I then surprised myself and did something I hadn’t tried in about 20+ miles – I broke into a slow shuffling run. There were a few cars coming up the road and people were shouting well done, almost there, etc as they drove past. Next thing my Dad was driving past me with the window down shouting that I had to get in before 6pm. I had long since given up trying and failing to do the maths to estimate when I’d finish but I looked at my watch and saw it was 5.45pm. Unfortunately, I knew I had about a mile to go and it had been several hours and many miles since I’d last managed to do a sub 15 minute mile. But I thought I’m already pretty well broken so what more damage can I do now.

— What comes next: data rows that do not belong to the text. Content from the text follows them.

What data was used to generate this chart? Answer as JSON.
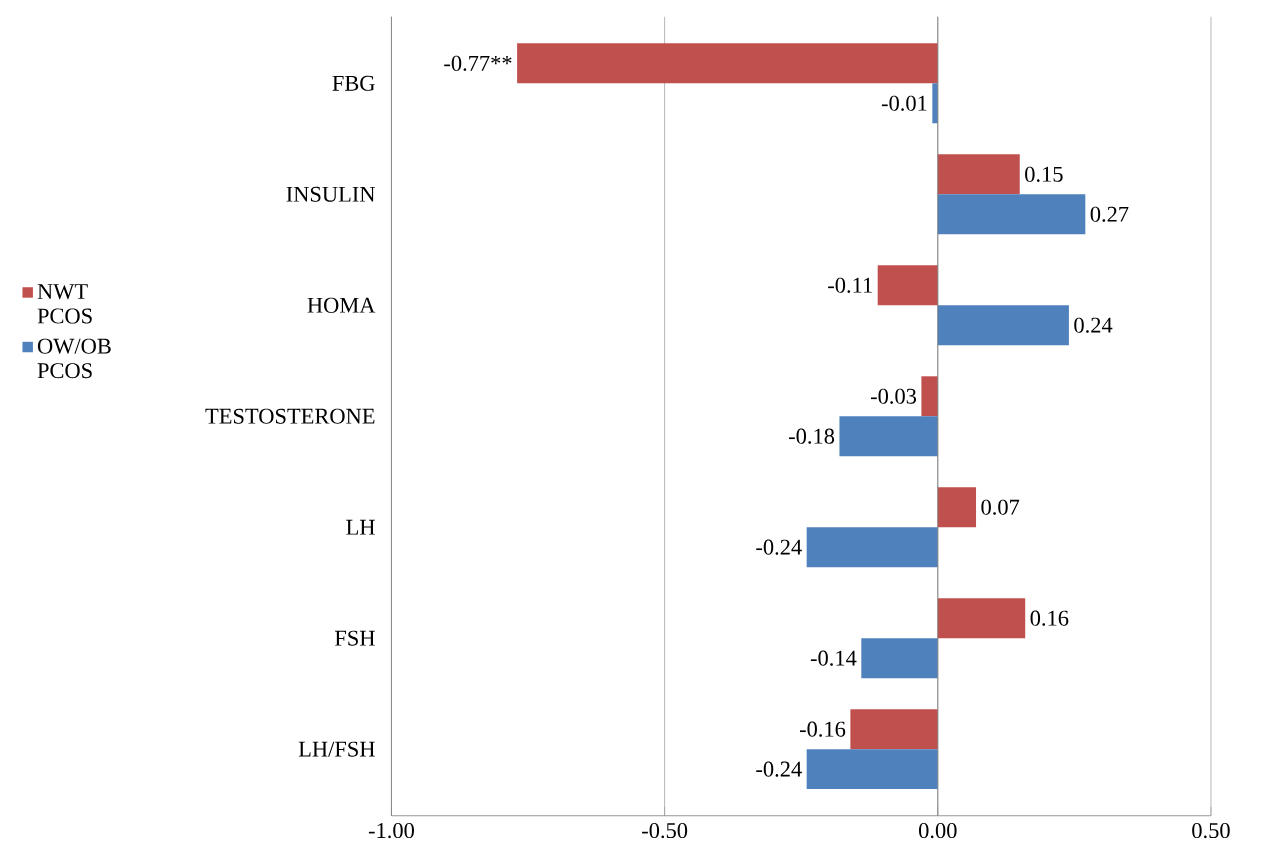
{
  "chart_data": {
    "type": "bar",
    "orientation": "horizontal",
    "categories": [
      "FBG",
      "INSULIN",
      "HOMA",
      "TESTOSTERONE",
      "LH",
      "FSH",
      "LH/FSH"
    ],
    "series": [
      {
        "name": "NWT PCOS",
        "color": "#c0504d",
        "values": [
          -0.77,
          0.15,
          -0.11,
          -0.03,
          0.07,
          0.16,
          -0.16
        ],
        "value_labels": [
          "-0.77**",
          "0.15",
          "-0.11",
          "-0.03",
          "0.07",
          "0.16",
          "-0.16"
        ]
      },
      {
        "name": "OW/OB PCOS",
        "color": "#4f81bd",
        "values": [
          -0.01,
          0.27,
          0.24,
          -0.18,
          -0.24,
          -0.14,
          -0.24
        ],
        "value_labels": [
          "-0.01",
          "0.27",
          "0.24",
          "-0.18",
          "-0.24",
          "-0.14",
          "-0.24"
        ]
      }
    ],
    "xlim": [
      -1,
      0.5
    ],
    "xticks": [
      {
        "value": -1,
        "label": "-1.00"
      },
      {
        "value": -0.5,
        "label": "-0.50"
      },
      {
        "value": 0,
        "label": "0.00"
      },
      {
        "value": 0.5,
        "label": "0.50"
      }
    ],
    "grid": "x",
    "legend": "left"
  }
}
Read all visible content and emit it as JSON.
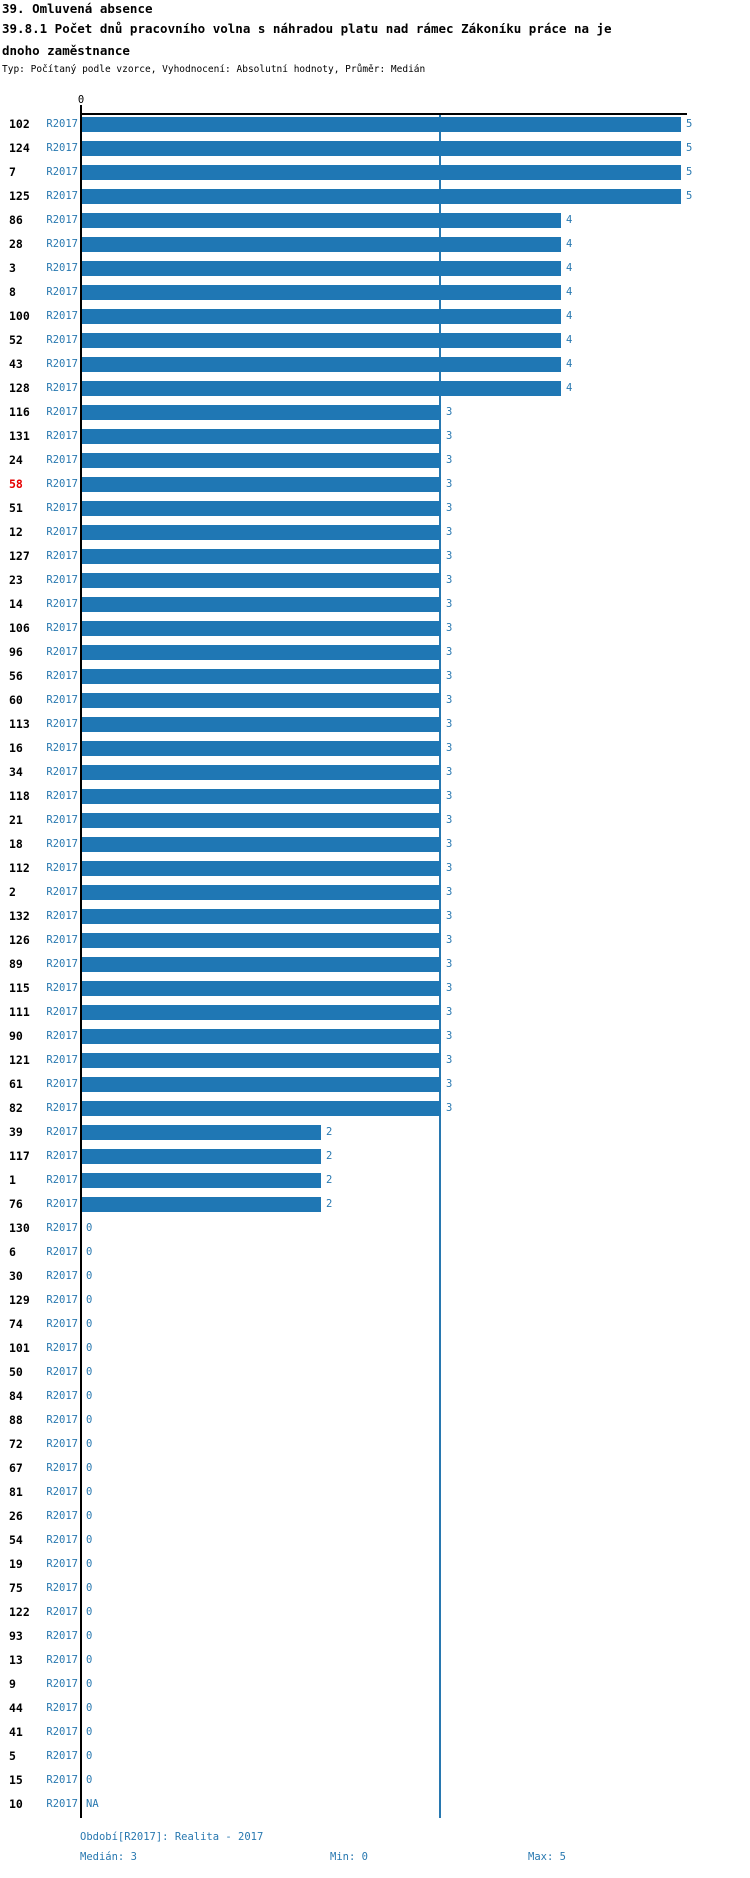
{
  "header": {
    "title": "39. Omluvená absence",
    "subtitle_line1": "39.8.1 Počet dnů pracovního volna s náhradou platu nad rámec Zákoníku práce na je",
    "subtitle_line2": "dnoho zaměstnance",
    "meta": "Typ: Počítaný podle vzorce, Vyhodnocení: Absolutní hodnoty, Průměr: Medián"
  },
  "axis": {
    "origin_label": "0"
  },
  "series_label": "R2017",
  "highlight_ids": [
    "58"
  ],
  "footer": {
    "period": "Období[R2017]: Realita - 2017",
    "median": "Medián: 3",
    "min": "Min: 0",
    "max": "Max: 5"
  },
  "colors": {
    "bar": "#1f77b4",
    "text_blue": "#2878b0",
    "highlight_red": "#e60000",
    "axis_black": "#000000"
  },
  "chart_data": {
    "type": "bar",
    "orientation": "horizontal",
    "title": "39.8.1 Počet dnů pracovního volna s náhradou platu nad rámec Zákoníku práce na jednoho zaměstnance",
    "xlabel": "",
    "ylabel": "",
    "xlim": [
      0,
      5
    ],
    "grid": false,
    "legend_position": "none",
    "median_line_value": 3,
    "median": 3,
    "min": 0,
    "max": 5,
    "categories": [
      "102",
      "124",
      "7",
      "125",
      "86",
      "28",
      "3",
      "8",
      "100",
      "52",
      "43",
      "128",
      "116",
      "131",
      "24",
      "58",
      "51",
      "12",
      "127",
      "23",
      "14",
      "106",
      "96",
      "56",
      "60",
      "113",
      "16",
      "34",
      "118",
      "21",
      "18",
      "112",
      "2",
      "132",
      "126",
      "89",
      "115",
      "111",
      "90",
      "121",
      "61",
      "82",
      "39",
      "117",
      "1",
      "76",
      "130",
      "6",
      "30",
      "129",
      "74",
      "101",
      "50",
      "84",
      "88",
      "72",
      "67",
      "81",
      "26",
      "54",
      "19",
      "75",
      "122",
      "93",
      "13",
      "9",
      "44",
      "41",
      "5",
      "15",
      "10"
    ],
    "series": [
      {
        "name": "R2017",
        "values": [
          5,
          5,
          5,
          5,
          4,
          4,
          4,
          4,
          4,
          4,
          4,
          4,
          3,
          3,
          3,
          3,
          3,
          3,
          3,
          3,
          3,
          3,
          3,
          3,
          3,
          3,
          3,
          3,
          3,
          3,
          3,
          3,
          3,
          3,
          3,
          3,
          3,
          3,
          3,
          3,
          3,
          3,
          2,
          2,
          2,
          2,
          0,
          0,
          0,
          0,
          0,
          0,
          0,
          0,
          0,
          0,
          0,
          0,
          0,
          0,
          0,
          0,
          0,
          0,
          0,
          0,
          0,
          0,
          0,
          0,
          "NA"
        ]
      }
    ]
  }
}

I can probably crawl the last mile if I have to. I shuffled down the bottom of the hill into the village but I knew I had to go past the finish, up a hill and loop back round. I surprised myself greatly by getting almost half way up the hill before slowing to a walk again. Once it flattened out again I tried running again and then it dropped back down beside the river and I knew I didn’t have far to go now. I hobbled and groaned with every excruciating step but I was determined that I wanted to run across the finish line. There was one more small climb, along a little trail and then there were more steps to go down but I saw my Mum waiting at a hole in the wall with her camera out. I better try to smile! I gingerly made my way down the steps and onto the short grass section with the finish line looming. There wasn’t any sprint finish but compared to the speed I’d spent most of the day going at I now felt like I was Usain Bolt! I crossed the line, stopped my watch and collapsed into the arms of Lee Maclean the race organiser who hands out hugs to all the finishers. I had made it in just under 9 hours which unbelievably meant I had achieved my B goal despite all of my problems.

I got my medal, goody bag, bottle of beer and a cup of soup, met my Mum & Dad and poor Jo who had been waiting a very long time for me to finish. After I got changed and managed to get my legs maneuvered into the car we headed off home. After a quick shower I went to Jo’s to finish off a very long, interesting, painful, somehow enjoyable, physically and mentally challenging day in the only way appropriate – with wine and pizza (possibly the best pizza I’ve ever tasted too)!

The route was really quite scenic for most of it (I had plenty time to admire the views) but it was definitely a bit more challenging than I thought it would be in terms of terrain and hills. I have mixed feeling about the results now. It feels like a typically Scottish glorious failure. A failure that I had to walk so much but glorious that I managed to finish my first ultra marathon despite spending almost 30 miles debating with myself how easy it would be to just give up and lie down at the side of the path for a sleep. I’m still not really sure what went wrong. I never expected to run 40 miles but I had expected to mange more than 10 miles. I know I can normally run more than 10 miles at 9 minute mile pace so I’ll just have to go back for some more torture next year and try again. Surely I can’t be any slower!

Well done to Jo on another great time and finishing 6th place lady in her 2nd longest ultra to date. Thanks to Lee Maclean for organising such a great race and thanks to all the friendly, helpful marshals for their help and encouragement at the checkpoints and various road crossings.